「お前…凄かったでw」
「は……?」
「まー強引に飲みに誘った俺が悪いんやけどな」
「えっ、オレ、何かしたんですか?」
「いや、ベロベロになってずっと泣いとっただけやで」
「え……」
「ほんで酒ひっくり返して潰れてもーたから、うちに連れて来たんやけど…」

と言うと泰三さんはしゃがんだ姿勢から胡坐をかき、
片肘をついてこっちを見つめた。
え……もしかして、康太の事言っちゃった?

「す、すいません……」
「ええよ、何か潰れそうやなって途中から分かっとったし、
無理やり飲みに連れて行った俺にも責任あるしな。
服は今洗濯しとるし、そんな状態で帰れんやろ。
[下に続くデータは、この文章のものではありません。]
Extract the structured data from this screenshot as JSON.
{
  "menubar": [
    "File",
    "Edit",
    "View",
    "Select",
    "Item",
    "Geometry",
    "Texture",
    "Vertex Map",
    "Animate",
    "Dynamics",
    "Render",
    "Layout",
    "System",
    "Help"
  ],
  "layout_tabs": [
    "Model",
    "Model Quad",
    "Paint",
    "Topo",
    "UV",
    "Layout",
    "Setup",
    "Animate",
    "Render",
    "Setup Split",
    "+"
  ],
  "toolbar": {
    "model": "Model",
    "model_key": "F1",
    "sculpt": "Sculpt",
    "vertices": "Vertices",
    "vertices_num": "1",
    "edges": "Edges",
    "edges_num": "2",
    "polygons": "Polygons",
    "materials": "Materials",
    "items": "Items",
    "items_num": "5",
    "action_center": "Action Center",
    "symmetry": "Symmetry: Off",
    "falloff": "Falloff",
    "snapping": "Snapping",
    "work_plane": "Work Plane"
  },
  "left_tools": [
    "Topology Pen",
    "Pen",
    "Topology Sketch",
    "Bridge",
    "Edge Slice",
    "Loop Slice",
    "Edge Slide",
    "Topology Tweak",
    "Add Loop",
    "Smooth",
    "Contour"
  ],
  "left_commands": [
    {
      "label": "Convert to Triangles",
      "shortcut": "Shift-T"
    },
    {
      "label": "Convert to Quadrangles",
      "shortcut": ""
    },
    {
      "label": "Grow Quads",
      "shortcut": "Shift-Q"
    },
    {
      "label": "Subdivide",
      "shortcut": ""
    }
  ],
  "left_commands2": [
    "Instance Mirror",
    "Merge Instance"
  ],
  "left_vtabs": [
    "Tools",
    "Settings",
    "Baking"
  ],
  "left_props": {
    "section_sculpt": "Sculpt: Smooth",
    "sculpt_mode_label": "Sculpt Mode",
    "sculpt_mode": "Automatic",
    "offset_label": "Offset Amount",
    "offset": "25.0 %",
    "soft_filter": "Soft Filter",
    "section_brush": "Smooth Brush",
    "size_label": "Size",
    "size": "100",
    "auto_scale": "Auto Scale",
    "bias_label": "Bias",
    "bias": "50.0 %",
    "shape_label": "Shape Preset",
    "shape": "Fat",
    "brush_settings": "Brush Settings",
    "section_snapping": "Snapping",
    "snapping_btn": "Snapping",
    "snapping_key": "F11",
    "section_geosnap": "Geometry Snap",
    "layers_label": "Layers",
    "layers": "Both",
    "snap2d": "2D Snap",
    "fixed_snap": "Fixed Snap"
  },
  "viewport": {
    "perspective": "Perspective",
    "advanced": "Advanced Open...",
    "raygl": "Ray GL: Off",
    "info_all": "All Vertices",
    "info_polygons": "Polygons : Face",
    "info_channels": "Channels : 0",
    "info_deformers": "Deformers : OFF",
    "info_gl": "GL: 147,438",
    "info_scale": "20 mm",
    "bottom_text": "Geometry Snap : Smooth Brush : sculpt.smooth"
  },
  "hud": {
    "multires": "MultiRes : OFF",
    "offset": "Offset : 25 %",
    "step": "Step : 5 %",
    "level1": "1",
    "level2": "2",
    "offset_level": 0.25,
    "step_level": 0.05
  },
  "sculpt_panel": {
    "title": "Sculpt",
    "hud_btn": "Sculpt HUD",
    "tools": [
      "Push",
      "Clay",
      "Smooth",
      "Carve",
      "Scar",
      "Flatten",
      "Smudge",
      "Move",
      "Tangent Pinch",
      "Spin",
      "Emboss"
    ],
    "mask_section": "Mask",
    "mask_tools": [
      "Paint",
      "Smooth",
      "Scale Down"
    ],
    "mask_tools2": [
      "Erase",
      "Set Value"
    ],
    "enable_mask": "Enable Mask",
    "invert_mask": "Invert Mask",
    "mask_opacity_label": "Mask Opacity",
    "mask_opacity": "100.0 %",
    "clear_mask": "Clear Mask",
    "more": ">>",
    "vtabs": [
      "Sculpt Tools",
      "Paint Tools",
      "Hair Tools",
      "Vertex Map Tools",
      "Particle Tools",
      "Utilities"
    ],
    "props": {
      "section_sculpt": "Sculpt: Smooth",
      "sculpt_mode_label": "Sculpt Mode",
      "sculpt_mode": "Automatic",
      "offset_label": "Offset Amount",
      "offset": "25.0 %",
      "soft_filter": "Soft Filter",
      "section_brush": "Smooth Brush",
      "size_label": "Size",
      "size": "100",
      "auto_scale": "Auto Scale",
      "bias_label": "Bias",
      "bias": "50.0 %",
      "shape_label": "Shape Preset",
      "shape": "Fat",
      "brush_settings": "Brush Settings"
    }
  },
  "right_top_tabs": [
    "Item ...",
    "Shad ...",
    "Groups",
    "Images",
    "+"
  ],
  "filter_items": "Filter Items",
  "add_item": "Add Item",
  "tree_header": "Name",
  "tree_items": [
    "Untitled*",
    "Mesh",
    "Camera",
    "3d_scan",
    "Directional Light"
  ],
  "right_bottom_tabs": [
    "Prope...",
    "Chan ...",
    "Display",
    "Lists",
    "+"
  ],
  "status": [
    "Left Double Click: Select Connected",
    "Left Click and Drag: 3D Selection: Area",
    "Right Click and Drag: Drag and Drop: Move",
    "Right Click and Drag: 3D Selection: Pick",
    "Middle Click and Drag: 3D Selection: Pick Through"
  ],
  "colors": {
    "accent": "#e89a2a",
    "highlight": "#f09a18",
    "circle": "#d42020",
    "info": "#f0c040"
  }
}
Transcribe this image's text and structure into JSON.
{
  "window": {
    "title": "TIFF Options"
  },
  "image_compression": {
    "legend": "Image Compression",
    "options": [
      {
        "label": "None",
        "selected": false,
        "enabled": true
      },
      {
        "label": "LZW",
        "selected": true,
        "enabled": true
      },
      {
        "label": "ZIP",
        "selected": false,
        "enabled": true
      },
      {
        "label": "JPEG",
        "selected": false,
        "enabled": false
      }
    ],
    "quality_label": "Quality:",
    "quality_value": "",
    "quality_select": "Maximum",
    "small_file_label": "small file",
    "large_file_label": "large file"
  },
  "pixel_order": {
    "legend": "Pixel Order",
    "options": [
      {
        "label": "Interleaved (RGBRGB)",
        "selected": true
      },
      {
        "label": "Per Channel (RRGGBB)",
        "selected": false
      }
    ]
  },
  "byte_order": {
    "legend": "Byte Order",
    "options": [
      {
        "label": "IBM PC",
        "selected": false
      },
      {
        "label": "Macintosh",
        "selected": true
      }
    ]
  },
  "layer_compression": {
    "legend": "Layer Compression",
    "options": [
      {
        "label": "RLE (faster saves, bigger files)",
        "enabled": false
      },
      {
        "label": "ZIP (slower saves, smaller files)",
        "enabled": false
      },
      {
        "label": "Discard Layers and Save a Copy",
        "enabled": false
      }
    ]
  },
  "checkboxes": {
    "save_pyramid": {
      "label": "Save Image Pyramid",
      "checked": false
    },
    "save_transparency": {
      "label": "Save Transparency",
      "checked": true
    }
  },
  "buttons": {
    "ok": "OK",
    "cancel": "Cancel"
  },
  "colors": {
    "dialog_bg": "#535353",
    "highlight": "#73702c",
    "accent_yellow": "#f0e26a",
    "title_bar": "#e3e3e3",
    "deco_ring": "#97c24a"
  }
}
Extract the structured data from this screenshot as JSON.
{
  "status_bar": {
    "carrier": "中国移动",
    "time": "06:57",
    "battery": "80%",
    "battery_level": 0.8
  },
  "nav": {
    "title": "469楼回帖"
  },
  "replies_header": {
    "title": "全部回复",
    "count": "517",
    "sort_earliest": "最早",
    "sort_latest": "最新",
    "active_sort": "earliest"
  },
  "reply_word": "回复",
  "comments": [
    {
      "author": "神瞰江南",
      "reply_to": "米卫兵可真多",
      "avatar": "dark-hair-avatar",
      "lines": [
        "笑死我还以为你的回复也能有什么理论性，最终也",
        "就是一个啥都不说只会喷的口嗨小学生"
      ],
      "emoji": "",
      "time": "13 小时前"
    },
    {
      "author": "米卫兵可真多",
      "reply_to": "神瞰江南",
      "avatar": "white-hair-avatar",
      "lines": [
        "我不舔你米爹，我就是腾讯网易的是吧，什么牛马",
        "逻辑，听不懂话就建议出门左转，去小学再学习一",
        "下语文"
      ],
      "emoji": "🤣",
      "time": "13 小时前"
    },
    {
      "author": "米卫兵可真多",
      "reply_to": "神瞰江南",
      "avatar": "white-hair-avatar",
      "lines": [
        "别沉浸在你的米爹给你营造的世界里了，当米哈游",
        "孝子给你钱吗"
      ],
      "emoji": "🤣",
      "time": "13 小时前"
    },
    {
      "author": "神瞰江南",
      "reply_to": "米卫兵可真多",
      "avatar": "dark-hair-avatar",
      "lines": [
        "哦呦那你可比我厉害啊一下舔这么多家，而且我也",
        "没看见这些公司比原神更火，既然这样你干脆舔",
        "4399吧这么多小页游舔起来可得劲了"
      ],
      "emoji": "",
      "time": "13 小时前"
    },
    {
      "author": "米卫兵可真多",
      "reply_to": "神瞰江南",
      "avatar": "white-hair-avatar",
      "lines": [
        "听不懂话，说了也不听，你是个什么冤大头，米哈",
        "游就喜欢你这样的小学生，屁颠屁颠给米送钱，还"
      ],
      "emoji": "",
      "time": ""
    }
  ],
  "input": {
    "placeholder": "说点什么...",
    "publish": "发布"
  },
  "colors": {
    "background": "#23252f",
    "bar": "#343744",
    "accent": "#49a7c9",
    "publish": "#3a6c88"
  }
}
ホレ、横になれ」

泰三さんはオレの上半身を支えている腕が
うまく力を入れられずに震えているのを見て
まだ全然酒が抜けてないのを見抜いていたようだった。
そしてひざと肩の後ろを腕で持ち上げて
いわゆる「お姫様抱っこ」状態にされ、ベッドに改めて寝かされた。
確かにプロレスラーみたいな体型だけど
約80kgあるオレの体を軽々と持ち上げたのはやっぱり驚いた。
そして泰三さんはグシャグシャと俺の頭を撫でると
「ちょっと待っとけ」と言い残して部屋を出て行った。
それにしてもでっかいベッドだ。ダブルかな。
まあ持ち主がアレなら分かるような気がする。

「ホレ。飲め」

戻ってきた泰三さんがぽん、と投げて寄越したのは
スポーツドリンクのペットボトルだった。
オレはどうも、と言ってキャップをあけて二、三口飲んだ。

「水分しっかり取らんとなかなか酒は抜けんからな」
「すいません。ホントに…」
「謝らんでええって。なんだかんだ言って楽しかったしな。
ほな寝るか。ちょっと狭いけどごめんな」

そう言ってオレの隣に滑り込んできた。


005



(け…結構近いんですけど)

振られたその日だというのに
こんなガタイの男の人と一緒の布団で
しかも至近距離で寝るとなると
エロい事考えてしまう自分が顔を出そうとする。
心拍数が上がっていく。

(ダメだって!ノンケだったらどうするんだよ!)

自分の中の気持ちが2つに分かれていく。
本能に従う自分と、理性に従う自分。

(振られたその日に何考えてんだよオレは!くそ!)

焦って壁際に寝返りを打って
泰三さんとの距離をなるべく保とうとした。
そんなオレの葛藤をよそに泰三さんの深い息が聞こえる。
ノンケなんてそんなもんなんだよな。

(まだ、理性が勝ってる…けど、これじゃ寝れそうにないよ…。
くそ、そんなんならもっとイケてない顔と体しててくれよ…)
半泣きになってるオレの背中越しに泰三さんのつぶやく声が聞こえてきた。

「それにしても……ホンマに好きだったんやな、そいつの事。
よっぽどええ男だったんやろな」
「え……?」
「コウタ…って言うんやろ?そいつ」

オレは自分の耳を疑った。
まさか、ホントに康太の事言ってたなんて…。
気持ち悪いって思われてる?死ねばいいって思われてる?
からかわれたり、みんなに言いふらされたり
黙ってて欲しかったら、って脅されたりするのか…?
頭が真っ白になった。冷や汗が出てくる。血の気が引いていく。
心臓の音だけが加速していく。

「今日知り合ったばっかりやけど……」

遠くの方から泰三さんの低い声が聞こえた気がした。
ハッとして意識を背後に集中する。
ゆっくりと深呼吸をする音が聞こえた。

「オレじゃ……あかんかな?
…一回限りでもええから」

(´・ω・`)★☆(´・ω・`)★☆かいせつ★☆(´・ω・`)★☆(´・ω・`)

原案はエロありきだったので
泰三が布団に入ってきてからの葛藤の描写はありませんでしたが
やはりリアルじゃないと思い、付け足しました。
「もっとイケてない顔と体しててくれよ…」というユキヒロの気持ちは
けいいちが同じ状況になったら思うだろうなと考えて書きました。
ノンケのイケメンはおいしそうな食品サンプルと同じです。